When entertaining contacts from overseas or across the border, be sure to refer to them as "international" rather than "foreign." Frequently, the term "foreign" implies something undesirable, alien, out of place, or not belonging. When you are hosting a specific group from a particular country, you should, of course, incorporate it into your introduction ("our Chinese customers" or "our Greek clients").
It may seem like a small matter, especially when you consider that many of your visitors will be too polite to correct you, yet using insensitive terminology may offend your visitors and can cost you business.
You're hosting a business meal... and you've got questions.
How do you let the server know that you are in charge? Where do you seat the most senior guest? When should business be discussed?

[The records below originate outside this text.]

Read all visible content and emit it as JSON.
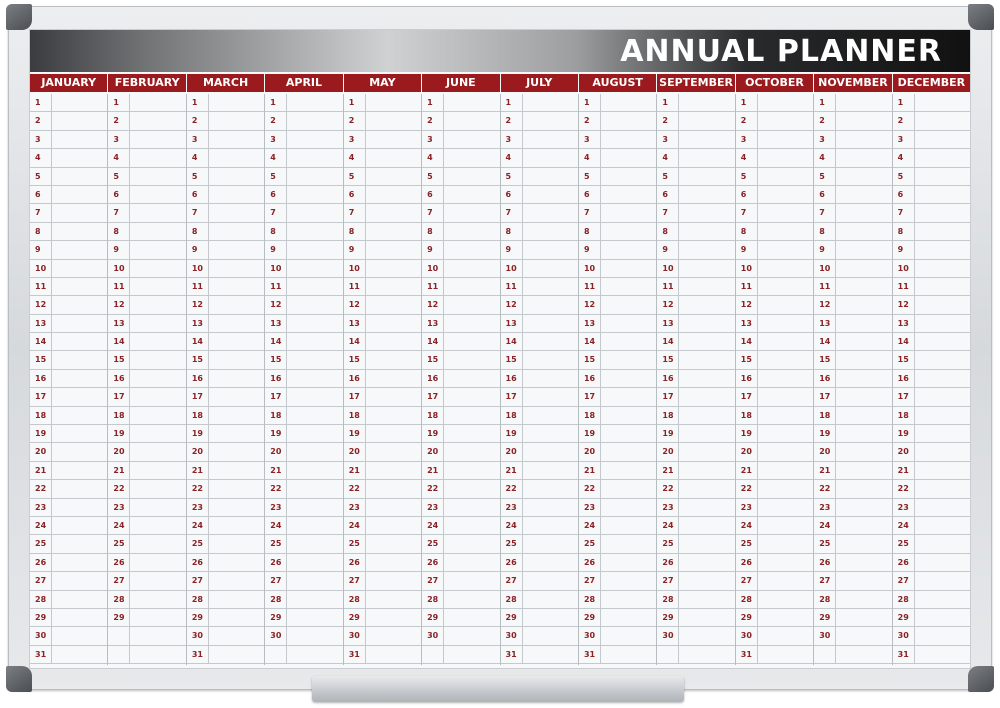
{
  "planner": {
    "title": "ANNUAL PLANNER",
    "months": [
      {
        "name": "JANUARY",
        "days": 31
      },
      {
        "name": "FEBRUARY",
        "days": 29
      },
      {
        "name": "MARCH",
        "days": 31
      },
      {
        "name": "APRIL",
        "days": 30
      },
      {
        "name": "MAY",
        "days": 31
      },
      {
        "name": "JUNE",
        "days": 30
      },
      {
        "name": "JULY",
        "days": 31
      },
      {
        "name": "AUGUST",
        "days": 31
      },
      {
        "name": "SEPTEMBER",
        "days": 30
      },
      {
        "name": "OCTOBER",
        "days": 31
      },
      {
        "name": "NOVEMBER",
        "days": 30
      },
      {
        "name": "DECEMBER",
        "days": 31
      }
    ],
    "colors": {
      "header_red": "#9b1a1e",
      "day_number": "#8a2226",
      "frame": "#d6d9dc",
      "board": "#f7f8f9"
    }
  }
}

Seasoned hosts know that phrases like, "My guests and I would like to know about your specials" or I'd like my guests to order first" are sure cues to servers that the bill is to be given to them at the end of the meal.
These pros also recognize that servers take orders from the first person to the host's right... and therefore make a point of sitting to the immediate left of the most senior guest.
Finally, they know that a business meal is for eating first... and then for discussing the matter at hand. For that reason, business should either be discussed before the food arrives or near the end of the meal. (Exception: If your senior guest has a different way of running the business meal, by all means follow his or her lead.)
Recently, we heard this from an associate:
"I was at a reception last night; I approached someone standing alone and soon learned that I had absolutely nothing in common with him. How do you escape from a situation like that?"
The next time you find yourself in that situation, change your mindset. Recognize that everyone is interesting...if you are sincerely interested. The secret is knowing how to get the conversation "engine" revved up properly!
Ask open-ended questions (that is, questions that focus on "who," "what," "when," "where," and "how") rather than closed-ended ones (questions that can be answered with the words "Yes" or "No").
Look at the difference:
"So, you're in marketing. Did you study marketing in school?"
"So, you're in marketing. What did you study in school to prepare for a career like that?"
The first question practically paints the person into a corner. The second allows him or her to open up... and, once the other person has responded, offers you a chance to share something about your own education and establish points of commonality.
You may just be surprised at how much you have in common with this person... once you ask the right questions.